Ces attitudes dogmatiques sont facilement démasquées:

1) on joue au grand inquisiteur avec les non-alignés, en soulignant que leurs thèses ne trouvent pas confirmation dans les textes soi-disant sacrés;

2) on soutient que l’évidence ou la vérification corresponde entièrement au réel et non pas que celle-ci soit un aspect du réel;

3) on prend les constructions interprétatives, à savoir les concepts utilisés pour l’explication, pour ce que l’on cherche à expliquer;

4) on interpelle une théorie scientifique afin d’obtenir un jugement final (« c’est la science qui le dit ») et non une confirmation de plausibilité;

5) on affirme que cette vérification est définitive et non un point d’arrivée situé au long d’un trajet qui pourrait subir des déviations voire des demi-tours;

6) on se barricade derrière les défenses des théories existantes utilisées comme forteresses visant à défendre le statu quo;

7) on se dresse en tant que gardiens de l’orthodoxie;

8) on se moque de ceux qui pensent différemment, pour ensuite les diffamer ou combattre férocement, comme s’il s’agissait d’une guerre de religion.

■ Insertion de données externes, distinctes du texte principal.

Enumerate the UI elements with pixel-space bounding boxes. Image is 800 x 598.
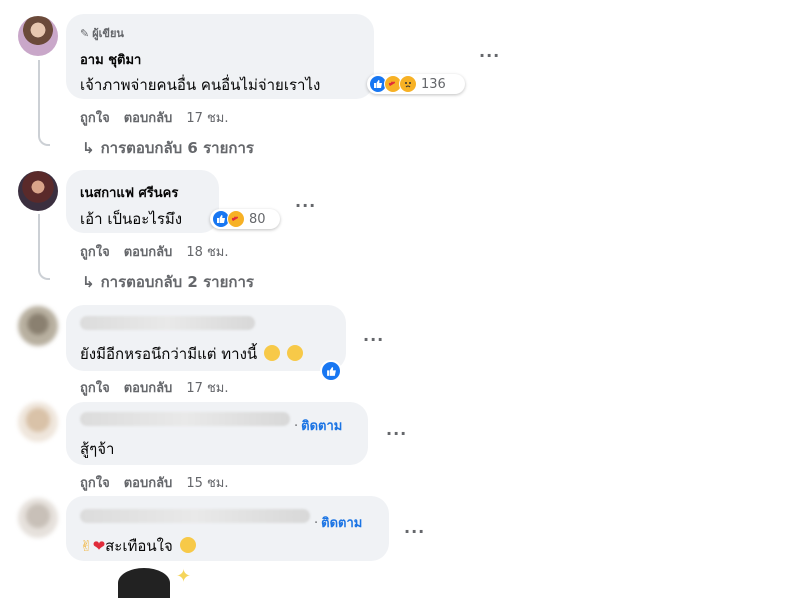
comment-text: เอ้า เป็นอะไรมึง: [80, 210, 183, 228]
author-badge-label: ผู้เขียน: [92, 27, 124, 40]
more-options-icon[interactable]: ···: [404, 522, 425, 541]
like-link[interactable]: ถูกใจ: [80, 377, 110, 398]
care-reaction-icon: [227, 210, 245, 228]
replies-label: การตอบกลับ 6 รายการ: [100, 139, 254, 157]
victory-hand-emoji-icon: ✌: [80, 537, 93, 555]
author-badge: ✎ ผู้เขียน: [80, 24, 124, 42]
comment-time[interactable]: 17 ชม.: [186, 107, 228, 128]
reaction-summary[interactable]: 136: [367, 74, 465, 94]
avatar[interactable]: [18, 402, 58, 442]
comment-text: ยังมีอีกหรอนึกว่ามีแต่ ทางนี้: [80, 342, 303, 366]
avatar[interactable]: [18, 16, 58, 56]
like-link[interactable]: ถูกใจ: [80, 107, 110, 128]
reaction-count: 136: [421, 76, 446, 92]
comment-actions: ถูกใจ ตอบกลับ 15 ชม.: [80, 472, 243, 493]
follow-link[interactable]: · ติดตาม: [314, 512, 362, 533]
sparkle-icon: ✦: [176, 566, 192, 587]
comment-time[interactable]: 17 ชม.: [186, 377, 228, 398]
comment-text: ✌❤สะเทือนใจ: [80, 534, 196, 558]
sticker-image: [118, 568, 170, 598]
reply-link[interactable]: ตอบกลับ: [124, 241, 173, 262]
follow-label: ติดตาม: [321, 516, 363, 531]
reaction-count: 80: [249, 211, 266, 227]
replies-label: การตอบกลับ 2 รายการ: [100, 273, 254, 291]
reply-arrow-icon: ↳: [82, 273, 95, 291]
reply-link[interactable]: ตอบกลับ: [124, 377, 173, 398]
comment-author[interactable]: เนสกาแฟ ศรีนคร: [80, 182, 178, 203]
more-options-icon[interactable]: ···: [386, 424, 407, 443]
like-link[interactable]: ถูกใจ: [80, 472, 110, 493]
comment-actions: ถูกใจ ตอบกลับ 17 ชม.: [80, 107, 243, 128]
comment-text-content: สะเทือนใจ: [105, 537, 173, 555]
more-options-icon[interactable]: ···: [295, 196, 316, 215]
thread-line: [38, 214, 50, 280]
avatar[interactable]: [18, 171, 58, 211]
reply-link[interactable]: ตอบกลับ: [124, 472, 173, 493]
avatar[interactable]: [18, 498, 58, 538]
grin-emoji-icon: [263, 345, 280, 361]
like-link[interactable]: ถูกใจ: [80, 241, 110, 262]
sad-reaction-icon: [399, 75, 417, 93]
comment-actions: ถูกใจ ตอบกลับ 17 ชม.: [80, 377, 243, 398]
comment-time[interactable]: 15 ชม.: [186, 472, 228, 493]
more-options-icon[interactable]: ···: [363, 330, 384, 349]
comment-actions: ถูกใจ ตอบกลับ 18 ชม.: [80, 241, 243, 262]
view-replies-link[interactable]: ↳ การตอบกลับ 2 รายการ: [82, 270, 254, 294]
follow-link[interactable]: · ติดตาม: [294, 415, 342, 436]
grin-emoji-icon: [286, 345, 303, 361]
comment-text: เจ้าภาพจ่ายคนอื่น คนอื่นไม่จ่ายเราไง: [80, 76, 321, 94]
view-replies-link[interactable]: ↳ การตอบกลับ 6 รายการ: [82, 136, 254, 160]
comment-author[interactable]: อาม ชุติมา: [80, 49, 141, 70]
more-options-icon[interactable]: ···: [479, 46, 500, 65]
reply-link[interactable]: ตอบกลับ: [124, 107, 173, 128]
comment-text-content: ยังมีอีกหรอนึกว่ามีแต่ ทางนี้: [80, 345, 258, 363]
pleading-face-emoji-icon: [179, 537, 196, 553]
avatar[interactable]: [18, 306, 58, 346]
like-reaction-icon[interactable]: [320, 360, 342, 382]
comment-text: สู้ๆจ้า: [80, 440, 115, 458]
author-name-redacted: [80, 316, 255, 330]
reaction-summary[interactable]: 80: [210, 209, 280, 229]
thread-line: [38, 60, 50, 146]
comment-time[interactable]: 18 ชม.: [186, 241, 228, 262]
author-name-redacted: [80, 412, 290, 426]
author-name-redacted: [80, 509, 310, 523]
red-heart-emoji-icon: ❤: [92, 537, 106, 555]
follow-label: ติดตาม: [301, 419, 343, 434]
reply-arrow-icon: ↳: [82, 139, 95, 157]
pencil-icon: ✎: [80, 27, 90, 40]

Mais ces détracteurs oublient que tous les grands savants subirent, au début, le même sort, qu’ils furent tous des destructeurs du statu quo et non jamais des gardiens sacrés de l’orthodoxie. Et c’est ainsi que le débat se déplace des soi-disant « grands mots » vers des matrices conceptuelles. Il y a celui qui prend les concepts pour les mots, celui qui considère les concepts en tant que mots, celui qui pense qu’il n’existe pas d’autre façon de regarder les choses et qui réduit tout à une question de «descriptions différentes», celui qui s’obstine à traduire ou à ironiser : ils risquent tous d’avoir perdu d’avance. Car il s’agit d’arrogance déguisée en simplicité, attitudes débordantes actuellement. L’erreur est de penser qu’il y a toujours une question de «pierre de Rosette» ; en réalité, un nouveau terme prend du sens uniquement lorsqu’il introduit un nouveau concept, une déclinaison que le précédent terme n’avait pas été en mesure d’acquérir. Évidemment, si l’on a la conviction qu’il n’y a aucun concept neuf, alors il est normal de considérer le nouveau terme comme étant un moyen compliqué et tortueux pour répéter une chose notoire. Tout cela ne soustrait rien à un autre aspect, pleinement acceptable: celui qui s’adresse à un public de non-techniciens doit éviter le plus possible d’employer une terminologie technique, puisque sa première obligation professionnelle est de se faire comprendre.